The Great Man Theory
Paul is an angry white man of a certain age who believes he is superior to those around him because he has a college degree, teaches composition at a small college, and rejects technology in favor of more noble pursuits. In short, Paul is unlikable. He is also the protagonist of Teddy Wayne’s The Great Man Theory, and spending so much time with him may be bad for your health if you know men like him in real life.
The college cuts back on staff and Paul is a victim—just another reason he can claim that status—so he moves back in with his mother to save money. As a liberal do-gooder who rarely actually does good, Paul ridicules his mother’s interest in a right-wing channel (a thinly veiled Fox news) and the musings of its most popular anchor, Colin Mackey (a barely disguised Tucker Carlson). Paul finds his mother’s politics abhorrent but never once tries to learn why she’s drawn to the conservative message; he chalks it up to her new boyfriend, whose misogyny and blow-hard-old-man-mannerisms are so rough certain readers may feel like their watching an old home movie of their bigoted late uncle.

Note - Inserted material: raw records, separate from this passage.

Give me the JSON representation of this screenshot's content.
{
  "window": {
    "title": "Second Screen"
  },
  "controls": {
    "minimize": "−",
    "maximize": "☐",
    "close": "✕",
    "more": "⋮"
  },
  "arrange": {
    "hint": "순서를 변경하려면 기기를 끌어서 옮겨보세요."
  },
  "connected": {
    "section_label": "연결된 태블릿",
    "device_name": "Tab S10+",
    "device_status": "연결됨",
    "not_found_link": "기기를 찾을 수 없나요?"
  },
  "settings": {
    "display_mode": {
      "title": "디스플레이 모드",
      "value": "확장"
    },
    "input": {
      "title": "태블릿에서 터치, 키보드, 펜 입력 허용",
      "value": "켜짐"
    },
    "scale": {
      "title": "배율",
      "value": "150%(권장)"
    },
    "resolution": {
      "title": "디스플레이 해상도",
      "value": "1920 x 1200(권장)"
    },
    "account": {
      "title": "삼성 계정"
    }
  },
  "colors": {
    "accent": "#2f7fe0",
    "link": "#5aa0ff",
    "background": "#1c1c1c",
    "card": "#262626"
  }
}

To infiltrate the inner-sanctum of conservatism, Paul parlays his new side gig as a ride share driver into a casual relationship with a woman who works at the channel. All of this occurs alongside his slowly deteriorating relationship with his daughter, Mabel, who is the only bright spot in the book.
The Great Man Theory has a wildly satisfying ending, but the price to pay for it is spending time with Paul. And while I suppose Teddy Wayne is to be commended for creating such a loathsome character, I have to wonder what price he had to pay for bringing this retch to life.